Database versioning allows the GIS data steward to unlock data editing to the end users while capturing those edits into versions separate from the default version for quality control. This helps in a large way by distributing the editing efforts and making the data more fluid, but still places the onerous tasks of data quality on the GIS data steward. The ArcGIS Utility Network takes data stewardship one step further by introducing network rules (in addition to topology rules) to distribute data quality as well as editing.
Distributed data quality? This shifts the responsibility of data quality to the end users as well. Now the GIS data steward can decide beforehand the level of data quality required of the end users by setting up network rules that must be maintained by editors. The network rules help define not only where assets connect to a network, but how assets connect to a network.

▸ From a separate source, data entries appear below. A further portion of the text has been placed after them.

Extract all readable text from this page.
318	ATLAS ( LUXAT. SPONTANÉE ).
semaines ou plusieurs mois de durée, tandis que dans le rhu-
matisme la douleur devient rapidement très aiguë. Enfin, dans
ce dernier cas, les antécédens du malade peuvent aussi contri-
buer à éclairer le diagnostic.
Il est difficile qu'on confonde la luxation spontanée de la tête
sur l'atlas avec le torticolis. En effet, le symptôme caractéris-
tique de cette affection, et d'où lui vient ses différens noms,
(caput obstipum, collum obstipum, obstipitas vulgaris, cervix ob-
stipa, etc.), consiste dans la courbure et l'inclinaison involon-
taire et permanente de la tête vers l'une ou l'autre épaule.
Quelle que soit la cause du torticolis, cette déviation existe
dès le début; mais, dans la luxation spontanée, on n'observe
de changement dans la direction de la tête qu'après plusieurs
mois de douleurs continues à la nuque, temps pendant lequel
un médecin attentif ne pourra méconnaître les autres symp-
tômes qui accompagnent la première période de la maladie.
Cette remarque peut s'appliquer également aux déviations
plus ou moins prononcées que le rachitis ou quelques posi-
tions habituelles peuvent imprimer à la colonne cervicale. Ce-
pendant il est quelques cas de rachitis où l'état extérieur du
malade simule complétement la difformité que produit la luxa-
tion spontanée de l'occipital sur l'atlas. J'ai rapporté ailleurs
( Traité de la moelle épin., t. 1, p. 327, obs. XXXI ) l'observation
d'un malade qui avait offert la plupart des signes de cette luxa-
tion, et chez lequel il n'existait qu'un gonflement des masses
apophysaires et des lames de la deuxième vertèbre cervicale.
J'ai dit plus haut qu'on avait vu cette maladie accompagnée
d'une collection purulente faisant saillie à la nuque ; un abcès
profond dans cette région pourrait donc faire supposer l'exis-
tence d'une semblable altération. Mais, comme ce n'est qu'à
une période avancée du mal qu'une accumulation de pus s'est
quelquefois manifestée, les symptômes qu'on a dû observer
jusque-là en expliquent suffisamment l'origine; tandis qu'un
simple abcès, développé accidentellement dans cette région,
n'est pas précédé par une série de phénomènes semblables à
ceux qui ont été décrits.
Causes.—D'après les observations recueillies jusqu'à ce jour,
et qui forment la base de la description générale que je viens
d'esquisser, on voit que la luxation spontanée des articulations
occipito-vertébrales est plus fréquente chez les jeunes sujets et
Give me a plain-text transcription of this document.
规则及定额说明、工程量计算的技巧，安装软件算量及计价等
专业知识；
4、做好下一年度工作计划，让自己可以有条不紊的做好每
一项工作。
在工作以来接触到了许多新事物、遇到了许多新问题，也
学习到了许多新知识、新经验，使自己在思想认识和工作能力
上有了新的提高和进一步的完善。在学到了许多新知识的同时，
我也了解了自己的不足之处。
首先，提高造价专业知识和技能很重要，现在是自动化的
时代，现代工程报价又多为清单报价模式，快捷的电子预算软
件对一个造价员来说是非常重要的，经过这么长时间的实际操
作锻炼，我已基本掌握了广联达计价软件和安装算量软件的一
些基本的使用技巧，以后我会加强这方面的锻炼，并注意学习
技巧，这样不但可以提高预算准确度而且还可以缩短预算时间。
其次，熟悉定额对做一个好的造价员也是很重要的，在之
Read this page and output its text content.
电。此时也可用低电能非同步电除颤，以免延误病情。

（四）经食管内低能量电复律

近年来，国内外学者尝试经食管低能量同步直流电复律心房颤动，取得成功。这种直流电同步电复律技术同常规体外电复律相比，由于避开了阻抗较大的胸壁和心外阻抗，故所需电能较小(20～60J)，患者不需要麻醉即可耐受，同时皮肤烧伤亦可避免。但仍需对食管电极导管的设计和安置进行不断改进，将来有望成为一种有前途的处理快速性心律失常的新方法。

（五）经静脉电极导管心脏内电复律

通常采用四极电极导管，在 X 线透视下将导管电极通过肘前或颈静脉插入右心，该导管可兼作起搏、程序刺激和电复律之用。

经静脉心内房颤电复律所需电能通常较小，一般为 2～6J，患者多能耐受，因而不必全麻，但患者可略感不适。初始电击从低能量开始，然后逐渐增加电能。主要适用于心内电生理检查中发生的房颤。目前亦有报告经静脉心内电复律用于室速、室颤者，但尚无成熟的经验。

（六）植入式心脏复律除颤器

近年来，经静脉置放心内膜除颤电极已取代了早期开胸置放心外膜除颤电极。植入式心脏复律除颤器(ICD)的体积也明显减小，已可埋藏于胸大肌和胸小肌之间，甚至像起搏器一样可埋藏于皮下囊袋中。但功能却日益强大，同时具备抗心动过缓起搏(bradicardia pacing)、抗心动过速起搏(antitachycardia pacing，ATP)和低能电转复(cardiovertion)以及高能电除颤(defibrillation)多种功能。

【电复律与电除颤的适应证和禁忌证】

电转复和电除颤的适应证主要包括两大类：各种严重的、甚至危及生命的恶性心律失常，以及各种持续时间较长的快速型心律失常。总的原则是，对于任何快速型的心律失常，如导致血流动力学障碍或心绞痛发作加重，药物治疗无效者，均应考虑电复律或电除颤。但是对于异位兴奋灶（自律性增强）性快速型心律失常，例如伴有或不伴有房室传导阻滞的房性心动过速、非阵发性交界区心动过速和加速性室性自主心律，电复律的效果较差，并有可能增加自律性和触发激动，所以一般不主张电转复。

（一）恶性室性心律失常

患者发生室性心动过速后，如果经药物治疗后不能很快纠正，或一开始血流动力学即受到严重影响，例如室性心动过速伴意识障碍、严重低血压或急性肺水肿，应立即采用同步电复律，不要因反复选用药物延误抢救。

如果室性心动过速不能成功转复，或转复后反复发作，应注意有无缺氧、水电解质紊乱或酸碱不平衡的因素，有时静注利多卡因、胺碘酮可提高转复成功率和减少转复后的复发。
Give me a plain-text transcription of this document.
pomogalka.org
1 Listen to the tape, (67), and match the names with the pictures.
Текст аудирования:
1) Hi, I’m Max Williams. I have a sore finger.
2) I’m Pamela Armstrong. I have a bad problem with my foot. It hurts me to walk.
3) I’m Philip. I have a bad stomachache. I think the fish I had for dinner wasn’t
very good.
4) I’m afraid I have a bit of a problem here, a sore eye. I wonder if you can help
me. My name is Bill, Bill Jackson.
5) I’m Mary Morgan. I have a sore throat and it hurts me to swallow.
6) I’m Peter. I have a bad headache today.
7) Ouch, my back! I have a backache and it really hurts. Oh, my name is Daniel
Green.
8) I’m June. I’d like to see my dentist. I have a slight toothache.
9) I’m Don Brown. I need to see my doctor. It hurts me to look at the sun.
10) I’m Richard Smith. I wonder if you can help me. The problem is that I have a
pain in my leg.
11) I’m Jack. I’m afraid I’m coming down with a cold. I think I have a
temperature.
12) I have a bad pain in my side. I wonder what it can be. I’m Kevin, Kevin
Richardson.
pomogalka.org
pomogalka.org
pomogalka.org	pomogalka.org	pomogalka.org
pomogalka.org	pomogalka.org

Data edits must pass validation by the network rules to be added to the network.
This new scenario creates additional issues. First, end users who edit the data may require additional training to keep the GIS data unlocked. Second, the tools for real-time validation feedback are still in their infancy, which can make editing data more frustrating in the short-term.
When I decided to leave my dream job at the City of Henderson and begin making my new dream job at Provo City, I knew I would need to do more with less. I also doubled down on the longer-term benefits distributed data editing would bring to the organization. We are 3 years into this vision, have migrated the wet utility data into the UN model, and have been successfully editing the UNs in Desktop. We have made the leap to full web service editing, in the cloud nonetheless. The performance so far has improved, however, we still have a long way to go to transition editing tasks away from Desktop and automating validation and version management. These are on the road map and anxiously awaiting their turn!